她缓缓调整呼吸,在他怀里露出眼睛扫视着四周,半晌后,摇头。
“去洗手。”谢骋箍着她站起来。
申梨乖乖的,像个孩子,任由被揽住走到厕所。
谢骋站在她身后,微微弯腰,几乎将她围拢。大手包小手,放水将她手上的泥污冲掉。
“房子怎么办……”怀里的人哀声说道。
“我来处理。”
手心的伤口不深,但长,火辣辣地疼。
谢骋叫申梨继续冲,自己出去敲胖子的房门。
申梨透过门偷偷看,不知道谢骋同他说了什么,只见胖子转身从屋里拿了东西出来,而后谢骋掏了几百块钱给他。
再回来的时候,谢骋手里拿着消毒水和纱布。
这些不值那么多钱……
申梨闭眼吸气,又要哭了。
“疼?”谢骋看她伤势。
申梨摇头。
“光冲水不行,刚才碰的东西太脏了,得消下毒,你忍着点。”
“好。”
消毒水倒在伤口上,很快激起一层沫。
申梨咬牙,手死死捏住水池边缘。
简单包扎好后,谢骋将垃圾全部丢了出去。回屋再检查一圈,确认没有值得带走的东西,叫申梨跟他上车。
*
银色面包车在公路上稳稳地行驶着。
申梨哭累了,双眼无神地看窗外漆黑的夜色。
她没有问谢骋带她去哪里,只要能离开,去哪里都好。
到达鳟州时天已经有破晓之势。
谢骋找了家快捷旅馆开了标间,前台登记了两人的身份证信息。
进屋后,谢骋说出去抽根烟,被申梨抓住手腕。
他不解地看她。
申梨眼睛红红的,嘴唇也红红的,“能不能不出去?”
虽然她相信谢骋不会离开,但相信得并不彻底。
两人没有行李,没有家当。
凭自己留下对方吗?申梨自知没有这么大价值。
“行,不抽了。”谢骋把烟盒揣兜里,“收拾好睡觉吧,天快亮了。”
洗澡的时候申梨没有开灯,手上有纱布,她只能一点一点地冲,洗头也很困难,为了节省时间只吹到半干。

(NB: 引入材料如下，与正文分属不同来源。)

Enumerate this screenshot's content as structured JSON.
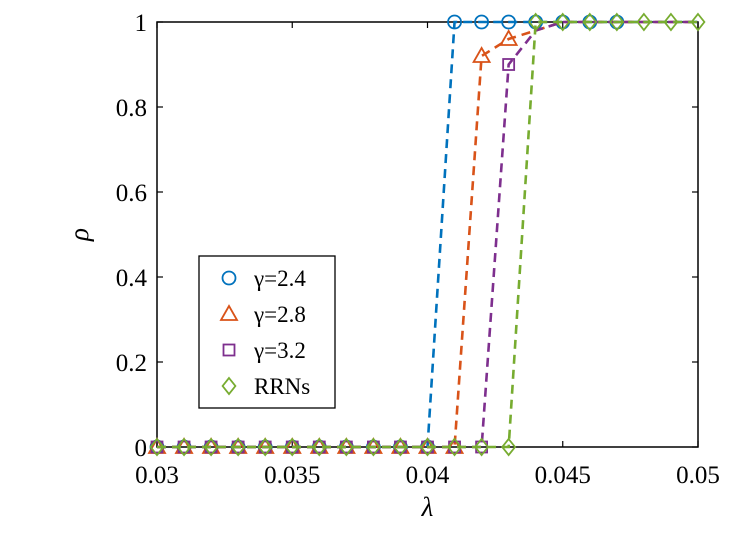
{
  "chart_data": {
    "type": "line",
    "xlabel": "λ",
    "ylabel": "ρ",
    "xlim": [
      0.03,
      0.05
    ],
    "ylim": [
      0,
      1
    ],
    "xticks": [
      "0.03",
      "0.035",
      "0.04",
      "0.045",
      "0.05"
    ],
    "yticks": [
      "0",
      "0.2",
      "0.4",
      "0.6",
      "0.8",
      "1"
    ],
    "grid": false,
    "legend_position": "lower-left",
    "x": [
      0.03,
      0.031,
      0.032,
      0.033,
      0.034,
      0.035,
      0.036,
      0.037,
      0.038,
      0.039,
      0.04,
      0.041,
      0.042,
      0.043,
      0.044,
      0.045,
      0.046,
      0.047,
      0.048,
      0.049,
      0.05
    ],
    "series": [
      {
        "name": "γ=2.4",
        "marker": "circle",
        "color": "#0072BD",
        "values": [
          0,
          0,
          0,
          0,
          0,
          0,
          0,
          0,
          0,
          0,
          0,
          1,
          1,
          1,
          1,
          1,
          1,
          1,
          1,
          1,
          1
        ],
        "marker_until": 0.047
      },
      {
        "name": "γ=2.8",
        "marker": "triangle",
        "color": "#D95319",
        "values": [
          0,
          0,
          0,
          0,
          0,
          0,
          0,
          0,
          0,
          0,
          0,
          0,
          0.92,
          0.96,
          0.98,
          1,
          1,
          1,
          1,
          1,
          1
        ],
        "marker_until": 0.043
      },
      {
        "name": "γ=3.2",
        "marker": "square",
        "color": "#7E2F8E",
        "values": [
          0,
          0,
          0,
          0,
          0,
          0,
          0,
          0,
          0,
          0,
          0,
          0,
          0,
          0.9,
          0.98,
          1,
          1,
          1,
          1,
          1,
          1
        ],
        "marker_until": 0.043
      },
      {
        "name": "RRNs",
        "marker": "diamond",
        "color": "#77AC30",
        "values": [
          0,
          0,
          0,
          0,
          0,
          0,
          0,
          0,
          0,
          0,
          0,
          0,
          0,
          0,
          1,
          1,
          1,
          1,
          1,
          1,
          1
        ],
        "marker_until": 0.05
      }
    ]
  }
}
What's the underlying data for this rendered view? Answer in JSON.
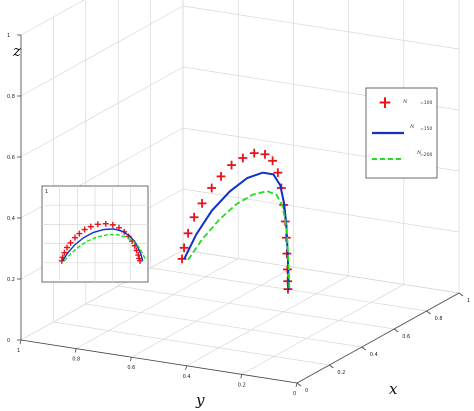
{
  "chart_data": {
    "type": "line",
    "projection": "3d",
    "axes": {
      "x": {
        "label": "x",
        "ticks": [
          "0",
          "0.2",
          "0.4",
          "0.6",
          "0.8",
          "1"
        ],
        "range": [
          0,
          1
        ]
      },
      "y": {
        "label": "y",
        "ticks": [
          "0",
          "0.2",
          "0.4",
          "0.6",
          "0.8",
          "1"
        ],
        "range": [
          0,
          1
        ]
      },
      "z": {
        "label": "z",
        "ticks": [
          "0",
          "0.2",
          "0.4",
          "0.6",
          "0.8",
          "1"
        ],
        "range": [
          0,
          1
        ]
      }
    },
    "grid": true,
    "legend": {
      "placement": "right",
      "entries": [
        {
          "symbol": "N",
          "value": "=100",
          "marker": "plus",
          "color": "#e8121a"
        },
        {
          "symbol": "N",
          "value": "=150",
          "marker": "solid-line",
          "color": "#1030c8"
        },
        {
          "symbol": "N",
          "value": "=200",
          "marker": "dashed-line",
          "color": "#22dd22"
        }
      ]
    },
    "series": [
      {
        "name": "N =100",
        "style": "plus-markers",
        "color": "#e8121a",
        "points": [
          [
            0.47,
            0.02,
            0.02
          ],
          [
            0.47,
            0.03,
            0.08
          ],
          [
            0.47,
            0.05,
            0.16
          ],
          [
            0.47,
            0.08,
            0.25
          ],
          [
            0.47,
            0.12,
            0.33
          ],
          [
            0.47,
            0.17,
            0.42
          ],
          [
            0.47,
            0.22,
            0.49
          ],
          [
            0.47,
            0.28,
            0.56
          ],
          [
            0.47,
            0.35,
            0.61
          ],
          [
            0.47,
            0.43,
            0.65
          ],
          [
            0.47,
            0.52,
            0.66
          ],
          [
            0.47,
            0.6,
            0.64
          ],
          [
            0.47,
            0.67,
            0.59
          ],
          [
            0.47,
            0.73,
            0.52
          ],
          [
            0.47,
            0.78,
            0.44
          ],
          [
            0.47,
            0.82,
            0.36
          ],
          [
            0.47,
            0.85,
            0.28
          ],
          [
            0.47,
            0.87,
            0.2
          ],
          [
            0.47,
            0.89,
            0.12
          ],
          [
            0.47,
            0.9,
            0.06
          ],
          [
            0.47,
            0.91,
            0.02
          ]
        ]
      },
      {
        "name": "N =150",
        "style": "solid-line",
        "color": "#1030c8",
        "points": [
          [
            0.47,
            0.03,
            0.02
          ],
          [
            0.47,
            0.09,
            0.16
          ],
          [
            0.47,
            0.17,
            0.3
          ],
          [
            0.47,
            0.27,
            0.42
          ],
          [
            0.47,
            0.38,
            0.51
          ],
          [
            0.47,
            0.5,
            0.56
          ],
          [
            0.47,
            0.61,
            0.57
          ],
          [
            0.47,
            0.71,
            0.53
          ],
          [
            0.47,
            0.79,
            0.45
          ],
          [
            0.47,
            0.85,
            0.35
          ],
          [
            0.47,
            0.89,
            0.24
          ],
          [
            0.47,
            0.92,
            0.13
          ],
          [
            0.47,
            0.94,
            0.02
          ]
        ]
      },
      {
        "name": "N =200",
        "style": "dashed-line",
        "color": "#22dd22",
        "points": [
          [
            0.47,
            0.05,
            0.02
          ],
          [
            0.47,
            0.12,
            0.14
          ],
          [
            0.47,
            0.21,
            0.26
          ],
          [
            0.47,
            0.31,
            0.36
          ],
          [
            0.47,
            0.42,
            0.43
          ],
          [
            0.47,
            0.54,
            0.47
          ],
          [
            0.47,
            0.65,
            0.47
          ],
          [
            0.47,
            0.75,
            0.43
          ],
          [
            0.47,
            0.83,
            0.36
          ],
          [
            0.47,
            0.89,
            0.27
          ],
          [
            0.47,
            0.93,
            0.17
          ],
          [
            0.47,
            0.96,
            0.08
          ],
          [
            0.47,
            0.97,
            0.02
          ]
        ]
      }
    ],
    "inset": {
      "description_visible": "zoomed 2D view of the same three curves",
      "tick_y_top": "1"
    }
  }
}
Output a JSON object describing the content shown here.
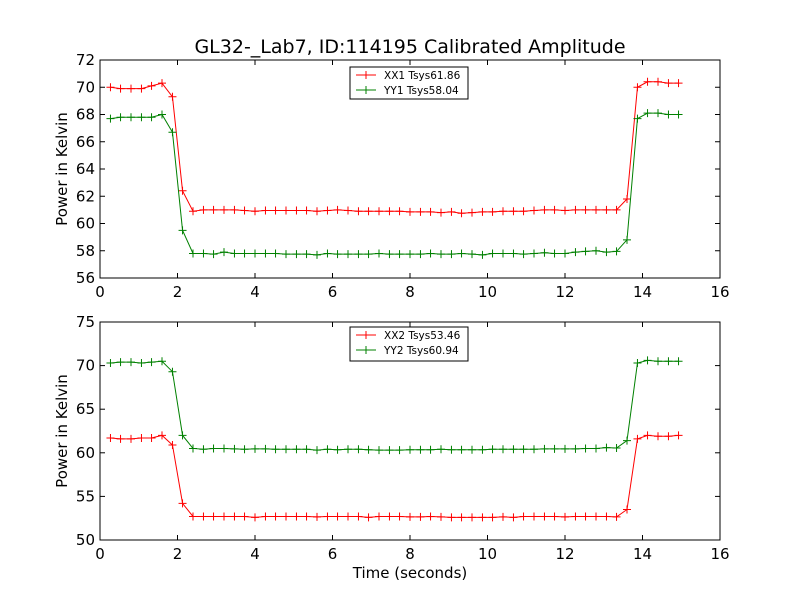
{
  "figure": {
    "title": "GL32-_Lab7, ID:114195 Calibrated Amplitude",
    "xlabel": "Time (seconds)"
  },
  "colors": {
    "red": "#ff0000",
    "green": "#008000",
    "axes": "#000000",
    "background": "#ffffff"
  },
  "chart_data": [
    {
      "type": "line",
      "title": "GL32-_Lab7, ID:114195 Calibrated Amplitude",
      "xlabel": "",
      "ylabel": "Power in Kelvin",
      "xlim": [
        0,
        16
      ],
      "ylim": [
        56,
        72
      ],
      "xticks": [
        "0",
        "2",
        "4",
        "6",
        "8",
        "10",
        "12",
        "14",
        "16"
      ],
      "yticks": [
        "56",
        "58",
        "60",
        "62",
        "64",
        "66",
        "68",
        "70",
        "72"
      ],
      "grid": false,
      "legend_position": "top-center",
      "x": [
        0.27,
        0.53,
        0.8,
        1.07,
        1.33,
        1.6,
        1.87,
        2.13,
        2.4,
        2.67,
        2.93,
        3.2,
        3.47,
        3.73,
        4.0,
        4.27,
        4.53,
        4.8,
        5.07,
        5.33,
        5.6,
        5.87,
        6.13,
        6.4,
        6.67,
        6.93,
        7.2,
        7.47,
        7.73,
        8.0,
        8.27,
        8.53,
        8.8,
        9.07,
        9.33,
        9.6,
        9.87,
        10.13,
        10.4,
        10.67,
        10.93,
        11.2,
        11.47,
        11.73,
        12.0,
        12.27,
        12.53,
        12.8,
        13.07,
        13.33,
        13.6,
        13.87,
        14.13,
        14.4,
        14.67,
        14.93
      ],
      "series": [
        {
          "name": "XX1 Tsys61.86",
          "color": "#ff0000",
          "values": [
            70.0,
            69.9,
            69.9,
            69.9,
            70.1,
            70.3,
            69.3,
            62.4,
            60.9,
            61.0,
            61.0,
            61.0,
            61.0,
            60.95,
            60.9,
            60.95,
            60.95,
            60.95,
            60.95,
            60.95,
            60.9,
            60.95,
            61.0,
            60.95,
            60.9,
            60.9,
            60.9,
            60.9,
            60.9,
            60.85,
            60.85,
            60.85,
            60.8,
            60.85,
            60.75,
            60.8,
            60.85,
            60.85,
            60.9,
            60.9,
            60.9,
            60.95,
            61.0,
            61.0,
            60.95,
            61.0,
            61.0,
            61.0,
            61.0,
            61.0,
            61.8,
            70.0,
            70.4,
            70.4,
            70.3,
            70.3
          ]
        },
        {
          "name": "YY1 Tsys58.04",
          "color": "#008000",
          "values": [
            67.7,
            67.8,
            67.8,
            67.8,
            67.8,
            68.0,
            66.7,
            59.5,
            57.8,
            57.8,
            57.75,
            57.9,
            57.8,
            57.8,
            57.8,
            57.8,
            57.8,
            57.75,
            57.75,
            57.75,
            57.7,
            57.8,
            57.75,
            57.75,
            57.75,
            57.75,
            57.8,
            57.75,
            57.75,
            57.75,
            57.75,
            57.8,
            57.75,
            57.75,
            57.8,
            57.75,
            57.7,
            57.8,
            57.8,
            57.8,
            57.75,
            57.8,
            57.85,
            57.8,
            57.8,
            57.9,
            57.95,
            58.0,
            57.9,
            57.95,
            58.8,
            67.7,
            68.1,
            68.1,
            68.0,
            68.0
          ]
        }
      ]
    },
    {
      "type": "line",
      "title": "",
      "xlabel": "Time (seconds)",
      "ylabel": "Power in Kelvin",
      "xlim": [
        0,
        16
      ],
      "ylim": [
        50,
        75
      ],
      "xticks": [
        "0",
        "2",
        "4",
        "6",
        "8",
        "10",
        "12",
        "14",
        "16"
      ],
      "yticks": [
        "50",
        "55",
        "60",
        "65",
        "70",
        "75"
      ],
      "grid": false,
      "legend_position": "top-center",
      "x": [
        0.27,
        0.53,
        0.8,
        1.07,
        1.33,
        1.6,
        1.87,
        2.13,
        2.4,
        2.67,
        2.93,
        3.2,
        3.47,
        3.73,
        4.0,
        4.27,
        4.53,
        4.8,
        5.07,
        5.33,
        5.6,
        5.87,
        6.13,
        6.4,
        6.67,
        6.93,
        7.2,
        7.47,
        7.73,
        8.0,
        8.27,
        8.53,
        8.8,
        9.07,
        9.33,
        9.6,
        9.87,
        10.13,
        10.4,
        10.67,
        10.93,
        11.2,
        11.47,
        11.73,
        12.0,
        12.27,
        12.53,
        12.8,
        13.07,
        13.33,
        13.6,
        13.87,
        14.13,
        14.4,
        14.67,
        14.93
      ],
      "series": [
        {
          "name": "XX2 Tsys53.46",
          "color": "#ff0000",
          "values": [
            61.7,
            61.6,
            61.6,
            61.7,
            61.7,
            62.0,
            60.9,
            54.2,
            52.7,
            52.7,
            52.7,
            52.7,
            52.7,
            52.7,
            52.6,
            52.7,
            52.7,
            52.7,
            52.7,
            52.7,
            52.65,
            52.7,
            52.7,
            52.7,
            52.7,
            52.6,
            52.7,
            52.7,
            52.7,
            52.65,
            52.65,
            52.7,
            52.65,
            52.6,
            52.6,
            52.6,
            52.6,
            52.6,
            52.65,
            52.6,
            52.7,
            52.7,
            52.7,
            52.7,
            52.65,
            52.7,
            52.7,
            52.7,
            52.7,
            52.65,
            53.5,
            61.6,
            62.0,
            61.9,
            61.9,
            62.0
          ]
        },
        {
          "name": "YY2 Tsys60.94",
          "color": "#008000",
          "values": [
            70.3,
            70.4,
            70.4,
            70.3,
            70.4,
            70.5,
            69.3,
            62.0,
            60.5,
            60.4,
            60.5,
            60.5,
            60.45,
            60.4,
            60.45,
            60.45,
            60.4,
            60.4,
            60.4,
            60.4,
            60.3,
            60.4,
            60.35,
            60.4,
            60.4,
            60.35,
            60.3,
            60.3,
            60.3,
            60.35,
            60.35,
            60.35,
            60.4,
            60.35,
            60.35,
            60.35,
            60.35,
            60.4,
            60.4,
            60.4,
            60.4,
            60.4,
            60.45,
            60.45,
            60.45,
            60.45,
            60.5,
            60.5,
            60.6,
            60.55,
            61.4,
            70.3,
            70.6,
            70.5,
            70.5,
            70.5
          ]
        }
      ]
    }
  ]
}
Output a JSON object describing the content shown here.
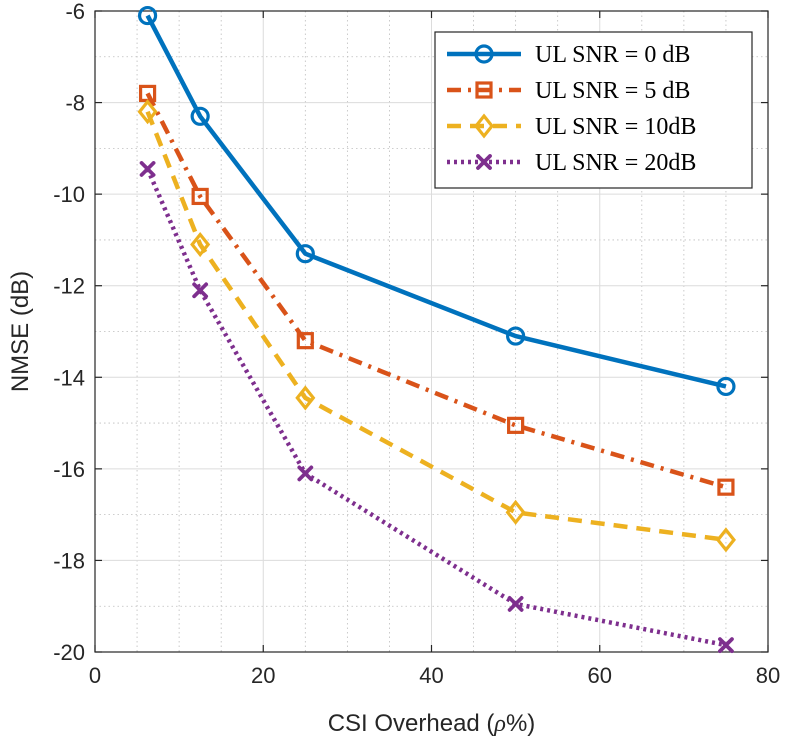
{
  "chart_data": {
    "type": "line",
    "title": "",
    "xlabel_main": "CSI Overhead (",
    "xlabel_symbol": "ρ",
    "xlabel_tail": "%)",
    "ylabel": "NMSE (dB)",
    "xlim": [
      0,
      80
    ],
    "ylim": [
      -20,
      -6
    ],
    "xticks": [
      0,
      20,
      40,
      60,
      80
    ],
    "yticks": [
      -20,
      -18,
      -16,
      -14,
      -12,
      -10,
      -8,
      -6
    ],
    "xtick_labels": [
      "0",
      "20",
      "40",
      "60",
      "80"
    ],
    "ytick_labels": [
      "-20",
      "-18",
      "-16",
      "-14",
      "-12",
      "-10",
      "-8",
      "-6"
    ],
    "grid": true,
    "minor_grid": true,
    "legend_position": "top-right",
    "x": [
      6.25,
      12.5,
      25,
      50,
      75
    ],
    "series": [
      {
        "name": "UL SNR = 0 dB",
        "values": [
          -6.1,
          -8.3,
          -11.3,
          -13.1,
          -14.2
        ],
        "color": "#0072BD",
        "marker": "circle",
        "dash": "solid"
      },
      {
        "name": "UL SNR = 5 dB",
        "values": [
          -7.8,
          -10.05,
          -13.2,
          -15.05,
          -16.4
        ],
        "color": "#D95319",
        "marker": "square",
        "dash": "dashdot"
      },
      {
        "name": "UL SNR = 10dB",
        "values": [
          -8.2,
          -11.1,
          -14.45,
          -16.95,
          -17.55
        ],
        "color": "#EDB120",
        "marker": "diamond",
        "dash": "dashed"
      },
      {
        "name": "UL SNR = 20dB",
        "values": [
          -9.45,
          -12.1,
          -16.1,
          -18.95,
          -19.85
        ],
        "color": "#7E2F8E",
        "marker": "x",
        "dash": "dotted"
      }
    ]
  }
}
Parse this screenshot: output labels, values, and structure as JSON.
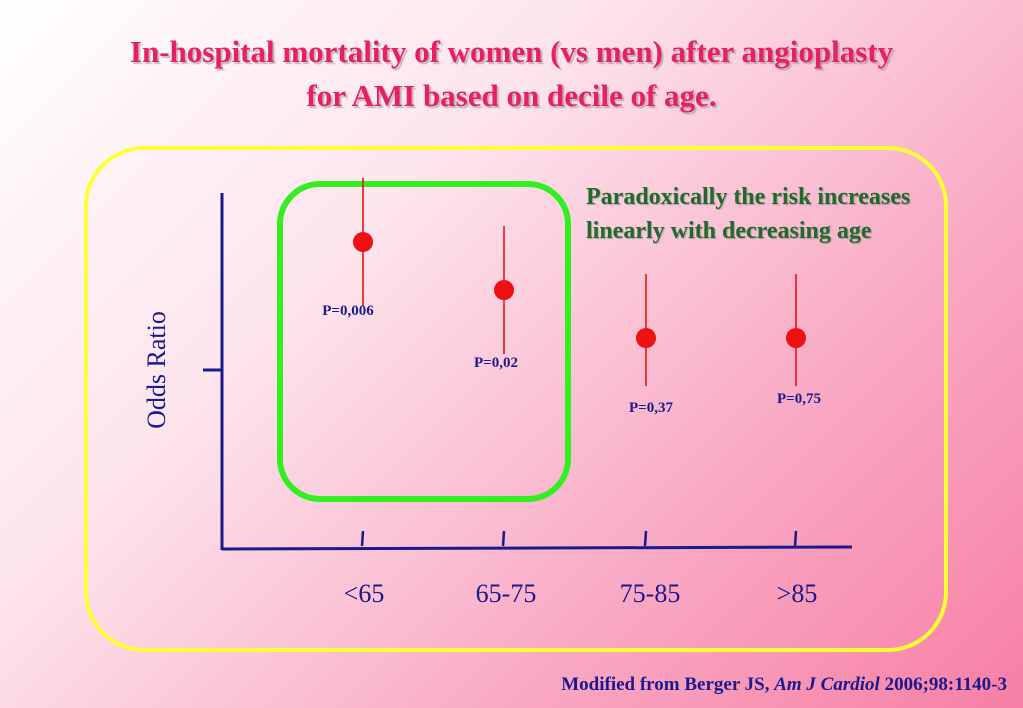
{
  "slide": {
    "title_line1": "In-hospital mortality of women (vs men) after angioplasty",
    "title_line2": "for AMI based on decile of age.",
    "annotation_line1": "Paradoxically the risk increases",
    "annotation_line2": "linearly with decreasing age",
    "source_prefix": "Modified from Berger JS,",
    "source_journal": "Am J Cardiol",
    "source_suffix": "2006;98:1140-3"
  },
  "colors": {
    "title": "#e8205f",
    "annotation": "#1f6b2d",
    "axis": "#1a1a8c",
    "marker": "#ee1111",
    "highlight_box": "#33ee22",
    "frame_box": "#ffff33"
  },
  "chart_data": {
    "type": "scatter",
    "ylabel": "Odds Ratio",
    "xlabel": "",
    "categories": [
      "<65",
      "65-75",
      "75-85",
      ">85"
    ],
    "reference_value": 1,
    "ylim": [
      0.2,
      2.4
    ],
    "points": [
      {
        "category": "<65",
        "estimate": 1.8,
        "ci_low": 1.4,
        "ci_high": 2.2,
        "p_label": "P=0,006"
      },
      {
        "category": "65-75",
        "estimate": 1.5,
        "ci_low": 1.1,
        "ci_high": 1.9,
        "p_label": "P=0,02"
      },
      {
        "category": "75-85",
        "estimate": 1.2,
        "ci_low": 0.9,
        "ci_high": 1.6,
        "p_label": "P=0,37"
      },
      {
        "category": ">85",
        "estimate": 1.2,
        "ci_low": 0.9,
        "ci_high": 1.6,
        "p_label": "P=0,75"
      }
    ],
    "highlighted_categories": [
      "<65",
      "65-75"
    ],
    "grid": false,
    "legend": "none"
  }
}
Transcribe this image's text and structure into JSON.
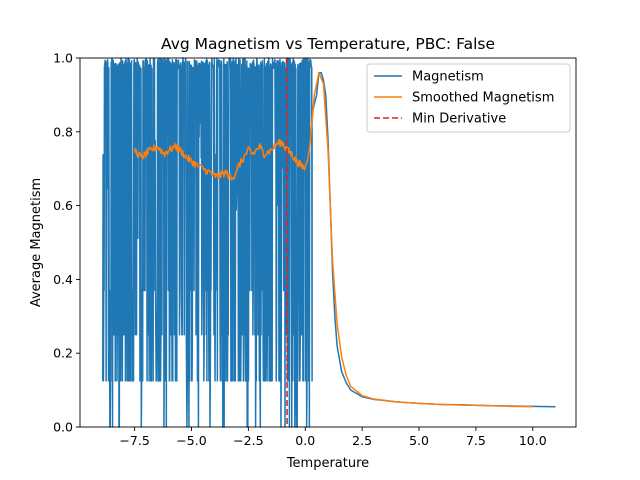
{
  "chart_data": {
    "type": "line",
    "title": "Avg Magnetism vs Temperature, PBC: False",
    "xlabel": "Temperature",
    "ylabel": "Average Magnetism",
    "xlim": [
      -9.9,
      11.9
    ],
    "ylim": [
      0,
      1.0
    ],
    "xticks": [
      -7.5,
      -5.0,
      -2.5,
      0.0,
      2.5,
      5.0,
      7.5,
      10.0
    ],
    "xtick_labels": [
      "−7.5",
      "−5.0",
      "−2.5",
      "0.0",
      "2.5",
      "5.0",
      "7.5",
      "10.0"
    ],
    "yticks": [
      0.0,
      0.2,
      0.4,
      0.6,
      0.8,
      1.0
    ],
    "ytick_labels": [
      "0.0",
      "0.2",
      "0.4",
      "0.6",
      "0.8",
      "1.0"
    ],
    "grid": false,
    "legend_position": "top-right",
    "legend": [
      "Magnetism",
      "Smoothed Magnetism",
      "Min Derivative"
    ],
    "colors": {
      "magnetism": "#1f77b4",
      "smoothed": "#ff7f0e",
      "min_derivative": "#d62728"
    },
    "series": [
      {
        "name": "Magnetism",
        "noisy_region": {
          "x_range": [
            -8.9,
            0.3
          ],
          "upper": 1.0,
          "lower_values_seen": [
            0.0,
            0.125,
            0.25,
            0.37,
            0.5
          ]
        },
        "x": [
          0.3,
          0.5,
          0.6,
          0.7,
          0.8,
          0.9,
          1.0,
          1.1,
          1.2,
          1.3,
          1.4,
          1.6,
          1.8,
          2.0,
          2.5,
          3.0,
          4.0,
          5.0,
          6.0,
          7.0,
          8.0,
          9.0,
          10.0,
          11.0
        ],
        "values": [
          0.85,
          0.9,
          0.96,
          0.96,
          0.94,
          0.9,
          0.78,
          0.6,
          0.42,
          0.3,
          0.22,
          0.15,
          0.12,
          0.1,
          0.082,
          0.075,
          0.068,
          0.064,
          0.061,
          0.06,
          0.058,
          0.057,
          0.056,
          0.055
        ]
      },
      {
        "name": "Smoothed Magnetism",
        "x": [
          -7.5,
          -7.2,
          -7.0,
          -6.8,
          -6.5,
          -6.2,
          -6.0,
          -5.7,
          -5.5,
          -5.2,
          -5.0,
          -4.8,
          -4.5,
          -4.2,
          -4.0,
          -3.8,
          -3.5,
          -3.2,
          -3.0,
          -2.8,
          -2.5,
          -2.3,
          -2.0,
          -1.8,
          -1.5,
          -1.2,
          -1.0,
          -0.8,
          -0.6,
          -0.4,
          -0.2,
          0.0,
          0.2,
          0.4,
          0.6,
          0.8,
          1.0,
          1.2,
          1.4,
          1.6,
          1.8,
          2.0,
          2.5,
          3.0,
          4.0,
          5.0,
          6.0,
          7.0,
          8.0,
          9.0,
          10.0
        ],
        "values": [
          0.75,
          0.73,
          0.74,
          0.75,
          0.76,
          0.74,
          0.75,
          0.76,
          0.75,
          0.73,
          0.72,
          0.71,
          0.7,
          0.69,
          0.68,
          0.68,
          0.69,
          0.67,
          0.7,
          0.72,
          0.75,
          0.74,
          0.76,
          0.74,
          0.75,
          0.77,
          0.77,
          0.75,
          0.74,
          0.72,
          0.71,
          0.7,
          0.76,
          0.9,
          0.96,
          0.93,
          0.75,
          0.45,
          0.28,
          0.19,
          0.14,
          0.11,
          0.085,
          0.076,
          0.068,
          0.064,
          0.061,
          0.059,
          0.058,
          0.056,
          0.055
        ]
      }
    ],
    "vertical_lines": [
      {
        "name": "Min Derivative",
        "x": -0.8
      }
    ]
  }
}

出来的时候,谢骋正背对着浴室坐在靠窗那侧的床边,此时天空已经微微亮了。
听见脚步声,他起身拉窗帘。
没有换洗衣物,申梨还是穿着那套。
谢骋说:“睡醒了带你去买两件。”
“好。”申梨应下。
来的路上,她已经想通了。以前总想着少欠一点,再少一点。可眼下的情形,怎么还也还不清。既然横竖都欠着,还厚脸皮的跟着人家,便不推脱了。
谢骋走进浴室时,洗澡过后蒸腾的水汽还未散,狭小潮湿的空间里都是女孩的香气。
他站着定了会神才去淋浴。
申梨早就在床上躺好了。虽说两人同住一室也有段时间,但在酒店是第一次,难免害羞。
谢骋一出来,看到她两颗黑眼仁追着溜溜地转。